New Westminster families should learn more next week about how School District 40 plans to handle potential school closures in the event of extreme heat.

New administrative procedures around school closures are expected to be presented at the June 20 school board meeting.

Superintendent Karim Hachlaf, updating trustees at their June 6 operations committee meeting, said secretary-treasurer Bettina Ketcham and her department have been in discussions with the administrative teams at the district’s schools to help craft new language around school closures in the event of extreme heat. As it stands now, the district’s procedures on weather-related school closures are focused on winter weather rather than summer.

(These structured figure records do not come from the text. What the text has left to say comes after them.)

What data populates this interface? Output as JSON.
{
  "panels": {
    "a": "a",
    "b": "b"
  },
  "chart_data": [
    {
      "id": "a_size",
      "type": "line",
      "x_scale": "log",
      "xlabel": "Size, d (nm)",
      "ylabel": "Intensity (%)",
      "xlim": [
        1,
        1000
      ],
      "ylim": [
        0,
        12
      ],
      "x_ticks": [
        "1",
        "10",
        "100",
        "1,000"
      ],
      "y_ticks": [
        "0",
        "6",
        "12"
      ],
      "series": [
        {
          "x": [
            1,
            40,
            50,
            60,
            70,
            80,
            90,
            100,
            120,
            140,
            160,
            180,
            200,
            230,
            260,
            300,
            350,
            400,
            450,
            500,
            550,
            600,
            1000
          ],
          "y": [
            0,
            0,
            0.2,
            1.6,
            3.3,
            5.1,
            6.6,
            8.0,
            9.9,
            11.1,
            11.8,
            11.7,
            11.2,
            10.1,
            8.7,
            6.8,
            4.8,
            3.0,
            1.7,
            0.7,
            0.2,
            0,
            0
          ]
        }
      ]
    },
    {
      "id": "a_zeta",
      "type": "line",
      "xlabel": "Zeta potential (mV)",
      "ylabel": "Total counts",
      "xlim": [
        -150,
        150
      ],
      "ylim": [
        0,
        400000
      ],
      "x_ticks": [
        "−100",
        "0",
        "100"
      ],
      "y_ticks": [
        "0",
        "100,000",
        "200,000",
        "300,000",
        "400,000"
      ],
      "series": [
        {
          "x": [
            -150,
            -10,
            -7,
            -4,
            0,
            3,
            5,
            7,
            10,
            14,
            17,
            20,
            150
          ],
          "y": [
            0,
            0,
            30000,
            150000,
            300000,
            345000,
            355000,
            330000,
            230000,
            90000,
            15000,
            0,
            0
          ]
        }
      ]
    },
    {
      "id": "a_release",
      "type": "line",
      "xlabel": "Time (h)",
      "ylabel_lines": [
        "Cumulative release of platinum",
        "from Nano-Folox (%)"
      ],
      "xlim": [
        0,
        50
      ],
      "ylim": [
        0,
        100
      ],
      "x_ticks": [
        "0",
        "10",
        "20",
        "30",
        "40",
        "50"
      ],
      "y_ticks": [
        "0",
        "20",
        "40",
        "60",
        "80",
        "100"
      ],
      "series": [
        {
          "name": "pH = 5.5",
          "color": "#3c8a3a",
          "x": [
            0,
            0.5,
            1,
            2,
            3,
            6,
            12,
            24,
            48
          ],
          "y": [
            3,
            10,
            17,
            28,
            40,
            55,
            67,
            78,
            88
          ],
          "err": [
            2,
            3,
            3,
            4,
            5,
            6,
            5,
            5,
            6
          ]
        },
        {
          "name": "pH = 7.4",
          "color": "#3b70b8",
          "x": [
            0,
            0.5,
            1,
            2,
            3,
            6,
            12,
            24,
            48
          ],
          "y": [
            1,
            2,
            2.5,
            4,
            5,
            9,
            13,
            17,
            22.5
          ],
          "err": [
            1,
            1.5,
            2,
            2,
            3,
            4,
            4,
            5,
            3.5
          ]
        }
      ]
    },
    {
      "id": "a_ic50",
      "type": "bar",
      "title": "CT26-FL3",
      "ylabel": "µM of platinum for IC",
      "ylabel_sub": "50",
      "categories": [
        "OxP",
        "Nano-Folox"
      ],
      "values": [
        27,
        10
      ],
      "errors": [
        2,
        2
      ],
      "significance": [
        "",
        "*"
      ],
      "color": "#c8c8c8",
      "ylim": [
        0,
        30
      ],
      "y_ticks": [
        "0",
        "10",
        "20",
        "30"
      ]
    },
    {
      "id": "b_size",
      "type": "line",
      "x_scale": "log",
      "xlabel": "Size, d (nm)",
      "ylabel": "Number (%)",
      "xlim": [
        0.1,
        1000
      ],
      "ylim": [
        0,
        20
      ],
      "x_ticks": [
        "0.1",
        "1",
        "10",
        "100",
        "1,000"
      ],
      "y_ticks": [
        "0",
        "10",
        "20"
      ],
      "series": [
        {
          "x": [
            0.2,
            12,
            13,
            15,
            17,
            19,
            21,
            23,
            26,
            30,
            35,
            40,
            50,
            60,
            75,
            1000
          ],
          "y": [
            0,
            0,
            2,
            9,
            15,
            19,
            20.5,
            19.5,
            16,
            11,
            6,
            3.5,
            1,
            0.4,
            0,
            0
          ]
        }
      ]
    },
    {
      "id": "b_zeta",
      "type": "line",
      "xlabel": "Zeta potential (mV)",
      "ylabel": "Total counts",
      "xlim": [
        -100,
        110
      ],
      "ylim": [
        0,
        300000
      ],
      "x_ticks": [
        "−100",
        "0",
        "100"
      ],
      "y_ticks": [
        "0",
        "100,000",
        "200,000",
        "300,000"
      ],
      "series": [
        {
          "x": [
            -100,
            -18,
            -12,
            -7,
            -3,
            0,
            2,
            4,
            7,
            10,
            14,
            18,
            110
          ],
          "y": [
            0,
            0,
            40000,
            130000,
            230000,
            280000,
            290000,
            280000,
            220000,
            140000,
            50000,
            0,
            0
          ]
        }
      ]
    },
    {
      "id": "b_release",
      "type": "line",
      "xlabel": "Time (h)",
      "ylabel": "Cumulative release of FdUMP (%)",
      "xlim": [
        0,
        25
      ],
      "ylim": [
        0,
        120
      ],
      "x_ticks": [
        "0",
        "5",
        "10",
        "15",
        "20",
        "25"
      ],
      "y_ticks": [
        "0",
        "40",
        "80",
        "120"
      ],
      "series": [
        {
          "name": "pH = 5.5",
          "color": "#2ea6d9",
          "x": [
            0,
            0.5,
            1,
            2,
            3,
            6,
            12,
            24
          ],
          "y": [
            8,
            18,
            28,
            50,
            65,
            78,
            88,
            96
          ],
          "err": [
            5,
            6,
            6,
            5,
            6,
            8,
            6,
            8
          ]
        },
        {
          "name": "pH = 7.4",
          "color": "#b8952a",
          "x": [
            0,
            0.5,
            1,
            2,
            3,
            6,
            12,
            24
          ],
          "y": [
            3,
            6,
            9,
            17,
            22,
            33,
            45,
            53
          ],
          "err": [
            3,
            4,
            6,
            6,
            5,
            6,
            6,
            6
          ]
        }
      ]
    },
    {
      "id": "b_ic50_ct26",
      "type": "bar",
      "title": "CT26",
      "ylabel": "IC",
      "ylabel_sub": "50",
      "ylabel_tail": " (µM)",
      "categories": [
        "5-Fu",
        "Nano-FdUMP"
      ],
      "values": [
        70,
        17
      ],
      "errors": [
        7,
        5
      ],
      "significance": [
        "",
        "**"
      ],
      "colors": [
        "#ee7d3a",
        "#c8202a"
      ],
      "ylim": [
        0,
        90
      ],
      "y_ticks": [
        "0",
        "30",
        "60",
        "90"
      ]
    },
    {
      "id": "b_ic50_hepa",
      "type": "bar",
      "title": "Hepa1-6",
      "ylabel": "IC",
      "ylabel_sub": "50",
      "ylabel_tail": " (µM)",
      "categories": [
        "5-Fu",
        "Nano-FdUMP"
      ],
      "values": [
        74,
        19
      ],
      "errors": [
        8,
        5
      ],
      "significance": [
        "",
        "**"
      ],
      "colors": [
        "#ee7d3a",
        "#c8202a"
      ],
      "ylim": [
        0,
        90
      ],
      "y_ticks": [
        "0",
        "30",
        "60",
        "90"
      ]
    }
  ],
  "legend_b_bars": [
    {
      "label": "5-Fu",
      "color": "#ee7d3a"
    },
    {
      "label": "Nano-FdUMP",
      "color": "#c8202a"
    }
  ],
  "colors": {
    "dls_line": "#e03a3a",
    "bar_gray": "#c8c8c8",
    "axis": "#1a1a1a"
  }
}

Hachlaf has previously pointed out that school closures would be a rare circumstance — such as what happened in 2021, when the heat dome that hit B.C. caused temperatures in New West to soar past 40 C and led to school closures in the final week of classes.

The discussion around heat in schools has been a hot topic at school board for the past month, since a mid-May heat wave saw temperatures in some classrooms in the range of 28 C to 33 C.

The hot temperatures have been a particular challenge for classrooms in portables and for those at the district’s two newest schools, Skwo:wech Elementary and New Westminster Secondary.

No New Westminster schools are air-conditioned.

Dave Crowe, SD40’s director of capital projects, said the current challenges stem from the fact that, for decades, schools have been built to a standard that anticipates a maximum temperature of 29 C, and HVAC systems have been designed accordingly.

The problem is, he noted, that the Lower Mainland is now regularly seeing temperatures in the 30s, even reaching into the mid-30s.

In future, he said, new schools will be built to a standard that anticipates a maximum of 35 C.

“It’s no secret that we’re faced with temperatures right now that are 10 to 15 degrees higher than what we’ve ever experienced before,” he said. “So years ago, cooling was never talked about. … Now it’s extremely front and centre.”

All future schools, he said, will incorporate at the minimum “passive cooling” and, at maximum, actual air conditioning.

In the meantime, the district has been working on ways to help keep its existing schools as cool as possible — including having discussions with the Ministry of Education and Child Care about retrofitting the two newest schools with cooling capabilities.